I have decided to upgrade the poodlewalks blog from the free WordPress blog platform that I have been using for so long to more of a website platform with its own blog and galleries. The galleries will bring the offshoots or spinoffs from poodlewalks that are currently on various standalone Posthaven blogs–abstractions, the trees series, and the Littoral Zone. The blog will continue the traditional poodlewalks format with the website titled known as poodlewalks.
My reason is that a lot of my daily photography —outside specific projects like Mallee Routes—centres around poodlewalks.
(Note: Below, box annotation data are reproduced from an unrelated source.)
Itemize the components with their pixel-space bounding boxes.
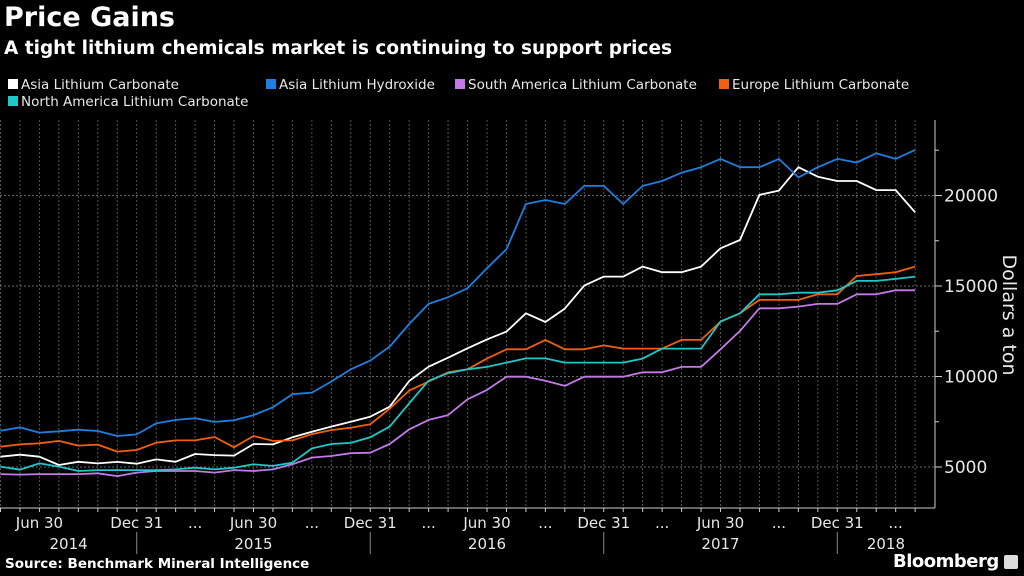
y-axis-title: Dollars a ton: [998, 254, 1020, 375]
x-year-label: 2017: [701, 535, 739, 553]
bloomberg-chart-icon: [1004, 555, 1018, 569]
x-tick-label: Dec 31: [577, 514, 630, 532]
x-tick-label: ...: [538, 514, 552, 532]
legend-item-north-america: North America Lithium Carbonate: [8, 94, 248, 110]
legend-swatch: [719, 79, 729, 89]
x-year-label: 2016: [468, 535, 506, 553]
x-tick-label: Dec 31: [344, 514, 397, 532]
legend-swatch: [455, 79, 465, 89]
x-tick-label: ...: [421, 514, 435, 532]
legend-swatch: [8, 96, 18, 106]
y-tick-label: 10000: [944, 367, 998, 387]
x-tick-label: Dec 31: [811, 514, 864, 532]
x-tick-label: Jun 30: [696, 514, 744, 532]
series-line-0: [0, 166, 916, 466]
legend-label: Asia Lithium Hydroxide: [279, 77, 435, 93]
legend-swatch: [266, 79, 276, 89]
x-tick-label: Jun 30: [15, 514, 63, 532]
series-line-4: [0, 275, 916, 472]
x-year-label: 2018: [867, 535, 905, 553]
legend-swatch: [8, 79, 18, 89]
legend-item-asia-carbonate: Asia Lithium Carbonate: [8, 77, 179, 93]
y-tick-label: 5000: [944, 458, 987, 478]
x-tick-label: Dec 31: [110, 514, 163, 532]
x-tick-label: Jun 30: [462, 514, 510, 532]
x-year-label: 2015: [234, 535, 272, 553]
source-note: Source: Benchmark Mineral Intelligence: [5, 556, 310, 572]
x-tick-label: ...: [655, 514, 669, 532]
series-line-2: [0, 289, 916, 477]
bloomberg-logo: Bloomberg: [893, 551, 999, 572]
y-tick-label: 15000: [944, 277, 998, 297]
legend-item-south-america: South America Lithium Carbonate: [455, 77, 697, 93]
x-tick-label: ...: [889, 514, 903, 532]
series-line-1: [0, 149, 916, 437]
legend-label: South America Lithium Carbonate: [468, 77, 697, 93]
legend-label: Europe Lithium Carbonate: [732, 77, 910, 93]
x-year-label: 2014: [50, 535, 88, 553]
x-tick-label: ...: [305, 514, 319, 532]
x-tick-label: ...: [772, 514, 786, 532]
y-tick-label: 20000: [944, 186, 998, 206]
chart-title: Price Gains: [4, 2, 176, 33]
legend-item-asia-hydroxide: Asia Lithium Hydroxide: [266, 77, 435, 93]
x-tick-label: Jun 30: [229, 514, 277, 532]
legend-label: Asia Lithium Carbonate: [21, 77, 179, 93]
chart-subtitle: A tight lithium chemicals market is cont…: [4, 38, 673, 59]
legend-label: North America Lithium Carbonate: [21, 94, 249, 110]
legend-item-europe: Europe Lithium Carbonate: [719, 77, 909, 93]
x-tick-label: ...: [188, 514, 202, 532]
I am walking twice a day –in the morning and afternoon–with each of the walks around an hour’s duration. If the light is right, then the walks are 1.5-2 hours in duration. Often I go back and reshoot for the Fleurieuscape book and portfolio. The new format will bring all the work around poodlewalks together.
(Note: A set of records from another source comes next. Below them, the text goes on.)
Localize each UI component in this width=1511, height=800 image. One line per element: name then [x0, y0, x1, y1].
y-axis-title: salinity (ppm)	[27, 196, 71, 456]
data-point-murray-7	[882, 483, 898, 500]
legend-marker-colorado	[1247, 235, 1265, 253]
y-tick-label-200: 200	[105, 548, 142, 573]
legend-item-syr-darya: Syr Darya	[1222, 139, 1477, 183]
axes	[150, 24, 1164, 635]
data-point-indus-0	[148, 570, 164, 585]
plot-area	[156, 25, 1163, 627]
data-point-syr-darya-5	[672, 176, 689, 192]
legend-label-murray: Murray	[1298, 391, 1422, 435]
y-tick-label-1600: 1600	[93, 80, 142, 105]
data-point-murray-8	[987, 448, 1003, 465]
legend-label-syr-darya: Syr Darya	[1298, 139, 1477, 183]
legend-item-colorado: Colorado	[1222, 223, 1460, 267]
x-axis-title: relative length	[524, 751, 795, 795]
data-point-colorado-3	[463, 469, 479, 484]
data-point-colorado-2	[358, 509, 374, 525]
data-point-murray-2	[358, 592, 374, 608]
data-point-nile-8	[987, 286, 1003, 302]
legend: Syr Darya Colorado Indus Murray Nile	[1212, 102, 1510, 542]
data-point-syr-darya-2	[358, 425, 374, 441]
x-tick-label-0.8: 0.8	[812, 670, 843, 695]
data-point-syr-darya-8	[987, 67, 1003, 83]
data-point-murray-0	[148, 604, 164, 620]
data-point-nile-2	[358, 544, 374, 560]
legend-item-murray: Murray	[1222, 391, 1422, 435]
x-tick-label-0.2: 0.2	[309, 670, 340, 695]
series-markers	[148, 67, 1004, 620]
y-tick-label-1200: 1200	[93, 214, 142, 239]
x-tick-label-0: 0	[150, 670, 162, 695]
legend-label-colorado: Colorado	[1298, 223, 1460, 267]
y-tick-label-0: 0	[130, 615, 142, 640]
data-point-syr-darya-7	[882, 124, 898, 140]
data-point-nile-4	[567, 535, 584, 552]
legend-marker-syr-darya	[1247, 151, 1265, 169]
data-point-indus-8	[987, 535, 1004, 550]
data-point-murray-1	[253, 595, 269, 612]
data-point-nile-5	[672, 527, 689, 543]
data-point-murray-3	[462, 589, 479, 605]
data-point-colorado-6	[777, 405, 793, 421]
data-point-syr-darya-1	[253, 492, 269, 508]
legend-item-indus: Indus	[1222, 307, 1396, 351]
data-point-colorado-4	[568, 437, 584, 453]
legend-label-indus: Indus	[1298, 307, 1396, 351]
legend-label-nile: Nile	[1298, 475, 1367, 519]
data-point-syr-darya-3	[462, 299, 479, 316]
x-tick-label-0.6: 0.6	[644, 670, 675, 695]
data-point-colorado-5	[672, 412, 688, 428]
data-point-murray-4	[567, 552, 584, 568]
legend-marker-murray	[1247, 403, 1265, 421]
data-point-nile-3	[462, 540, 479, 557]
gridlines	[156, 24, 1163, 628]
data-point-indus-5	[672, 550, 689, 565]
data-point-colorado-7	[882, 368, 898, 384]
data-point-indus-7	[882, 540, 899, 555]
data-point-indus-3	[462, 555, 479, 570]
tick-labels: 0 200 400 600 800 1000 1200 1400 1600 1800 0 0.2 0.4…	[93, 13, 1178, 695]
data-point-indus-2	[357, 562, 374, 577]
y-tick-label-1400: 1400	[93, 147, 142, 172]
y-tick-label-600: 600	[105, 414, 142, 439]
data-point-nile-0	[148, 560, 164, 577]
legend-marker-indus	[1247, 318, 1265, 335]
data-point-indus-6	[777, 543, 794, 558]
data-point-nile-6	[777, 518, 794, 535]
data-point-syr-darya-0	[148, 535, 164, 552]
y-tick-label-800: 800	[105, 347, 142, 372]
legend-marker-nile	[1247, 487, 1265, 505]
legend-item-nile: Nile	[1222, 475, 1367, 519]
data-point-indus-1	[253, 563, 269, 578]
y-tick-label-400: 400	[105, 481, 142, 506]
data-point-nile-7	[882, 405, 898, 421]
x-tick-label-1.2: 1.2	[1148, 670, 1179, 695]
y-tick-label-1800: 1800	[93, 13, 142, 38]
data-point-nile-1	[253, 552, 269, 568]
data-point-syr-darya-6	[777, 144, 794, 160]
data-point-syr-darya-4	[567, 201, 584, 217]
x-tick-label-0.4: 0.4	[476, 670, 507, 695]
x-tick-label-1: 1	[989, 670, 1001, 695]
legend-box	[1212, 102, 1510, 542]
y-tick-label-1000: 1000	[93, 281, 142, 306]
Suzanne has left Cuba and is now staying in Oaxaca in Mexico for 12 days or so before she and Lariane return to Australia.
In the meantime the household chugs along with its daily routines in the balmy autumn weather, with its still, sunny days.We are usually up before sunrise walking along the back country roads:
dawn, Baum Rd, Waitpinga
With the walk over I have time to take some photos with the Linhof film cameras as the sun starts peeping through the trees and lightens up bits of the roadside vegetation. The images have been scoped on earlier walks and the time when the sun lightens up the trees duly noted. So it is just a matter of setting things up and waiting.
We drove up to Magpie Springs winery this afternoon to scope some photos for their photographic competition. It is situated in the Adealide hills just past the township Willunga on the road to Meadows.
The poodle walk consisted in us slowly walking around the 80 acre property seeing what was there.
stone, Magpie Springs
There is a lot to look at on the property–ponds, water lilies, trees, old machinery, buildings, landscape, vines— and these would change with the morning and afternoon light. Several visits would be needed to become familiar with the property and the different lighting conditions. This makes for an interesting competition.
After picking up my prints from Dani McLean that were in the 5015 photography exhibition, which was a part of the Port Festival, I wandered around the streets at Port Adelaide. There was still some cloud cover to soften the contrasty, late spring light.
I walked around snapping until the cloud cover disappeared. That happened too quickly to my dismay.
Vincent St, Port Adelaide
It looked less like a ghost town this time as I wandered around the main shopping area. The car park was full and people (largely blue collar) were shopping at the supermarkets. However, the shops in Vincent Street that had been empty for over ten years were still empty. So were the ones in the Mall.
I couldn’t help thinking that the empty spaces could be reinvented as gallery spaces whilst avoiding embracing the idea of “hip coolness” or remaking the Port “cool”.
Whilst many photographers are turning back to the past in very interesting ways with wet plates I’ve stepped into the now —a Tumblr blog of my iPhone photography, which only exist online. Apparently, a few years ago there was a 8×10 craze. I have yet to embrace Hipstamatic or Instagram filters to help make the iPhone pictures.
This gives rise to the ongoing debate about photographic process v image.
leaves in gutter
Meanwhile I trawl the gutters. Why? Because that is what Raffi does on his 8am walk to Whitmore Square and back to the Sturt St townhouse. I’ve had to take an interest in what lies in gutters to prevent Raffi from eating the junk food left by humans.
Ari and I have come down to Victor Harbor to escape the Adelaide heat and to scan a 5×7 negative for a print that has been selected for the Adelaide City Council’s Snap Your City competition. It is refreshingly cool and pleasant on the coast. Summer has arrived in South Australia.
monolith, Victor Harbor
This seascape work is topographical in that represents the surface of a landscape and a place–topographical in the sense of place (topos) and modes of perception (tropos). These are small gestures in a specific place.
Gestures in the way of a map that is not ‘mimetic’ – ie., will not straightforwardly represent the actual space, but one that reflects or expresses the distortions and omissions of the individual’s personal experience of living in this place now being affected by climate change.
Last week, on one of our back country road walks looking for possible pictures for the conceptual photography book on pink gums and Xanthorrthoea, Ari and I stumbled across this scene:
roadside vege, Mt Hill Rd, Victor Harbor
It looked good on the computer screen–a candidate for the book— and so we went back on the following afternoon to reshoot it with a film camera. But I couldn’t find it, even though I searched everywhere. As I’d deleted most of the pictures on the SONY NEX-7 I couldn’t retrace my steps from the sequence of pictures. I returned the following morning and started from the other direction of the walk to no avail.